Companies Are Replaceable Too
Both parties in the negotiation process have to benefit in order for the deal to work. Your job has to be a win for the company, and it has to be a win for you. It sounds so BS-life-coach-y, but it’s true: it’s gotta be a win/win scenario.
If you’re the only one winning, the company will let you go. If you’re making too much money, if you’re not putting in enough hours, if you’re not delivering the results they want, they are gonna drop you like a temp table.
If the company is the only one winning, you need to let go of them. Nobody else is going to do it for you. Nobody else is looking out for your career. (If you think headhunters are looking out for you, think again – they’re paid by the company, not by you.)
Sounds inconceivable in this economy, but there are always jobs for the right people. Even since the stock crash started, I’ve been contacted by companies who are hiring top notch DBAs, and they’re not paying housekeeper wages either. I’ve passed that info on to my friends who are looking for work, and I know two great database guys who might make great career moves in the next couple of weeks due to info I’ve passed along.
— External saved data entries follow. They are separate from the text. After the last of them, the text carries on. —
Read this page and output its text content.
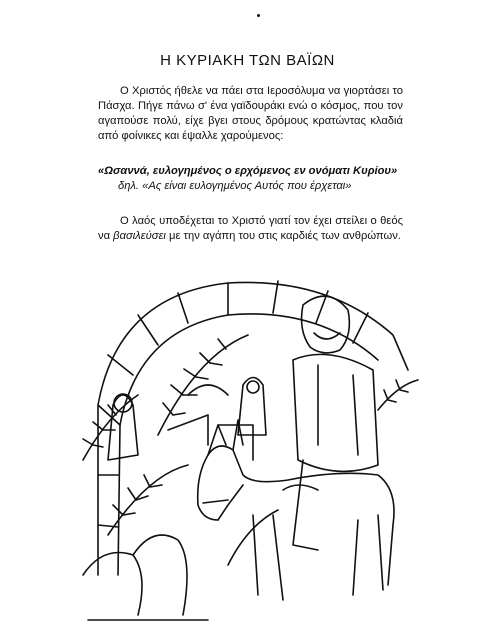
Η ΚΥΡΙΑΚΗ ΤΩΝ ΒΑΪΩΝ
Ο Χριστός ήθελε να πάει στα Ιεροσόλυμα να γιορτάσει το Πάσχα. Πήγε πάνω σ' ένα γαϊδουράκι ενώ ο κόσμος, που τον αγαπούσε πολύ, είχε βγει στους δρόμους κρατώντας κλαδιά από φοίνικες και έψαλλε χαρούμενος:
«Ωσαννά, ευλογημένος ο ερχόμενος εν ονόματι Κυρίου»
δηλ. «Ας είναι ευλογημένος Αυτός που έρχεται»
Ο λαός υποδέχεται το Χριστό γιατί τον έχει στείλει ο θεός να βασιλεύσει με την αγάπη του στις καρδιές των ανθρώπων.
If you don’t believe me, and if your experience indicates that you can’t get another job right now, then stop to think about that phrase again for a second, and look at it closely. Other people are getting better jobs right now, as we speak. Maybe – just maybe – the problem is you, and you need to re-evaluate the way you think about careers.
It’s Not Just About Your Skills

I'm Talking To You, @ReaderName
Every time I write something like this, I get a chorus of private emails saying:
“You don’t realize how bad the market in @MyCityName sucks. Nobody’s ever hiring @MyCareerName, and I’m a rock star genius mad scientist with amazing talent. You’re a jerkwad who doesn’t know @MyFavoriteExpletive.”
You’re partially right: I am a jerkwad, and you probably have amazing talent. But like the book says, Talent is Never Enough.
Your manager reads books to figure out how to get more out of you: maybe you should be reading books to figure out how to get more out of your managers too.
I won’t deny it: the first few times I picked up books like this years ago, I thought they were flakey inspirational crap. But my career has changed when I started applying geek techniques: I stopped trying to overclock my desktop’s CPU, and started focusing on overclocking my career.
So before you blog about how your company doesn’t respect you, doesn’t love you deeply and truly, doesn’t take you for long walks on moonlit beaches and never wants to let you go, stop to think about whether you feel the same about your company. I like the company I work for, but only because we’ve come to agreements that are win/win for both of us. When it’s not – either when I stop delivering for them, or they stop delivering for me – I expect us to both start making plans to replace the other.
Who I’m Tagging
Got scared there, didn’t you? Thought I was going to tag you by name and make you tap dance around this question. No, I’ll refrain from tagging anybody on this particular meme. When I first read my name on Chris’s blog about this, my first reaction was, “There’s no way in hell I’m answering that one,” so I don’t want to put anybody else on the spot. If you’d like to answer it on your blog, go right ahead though!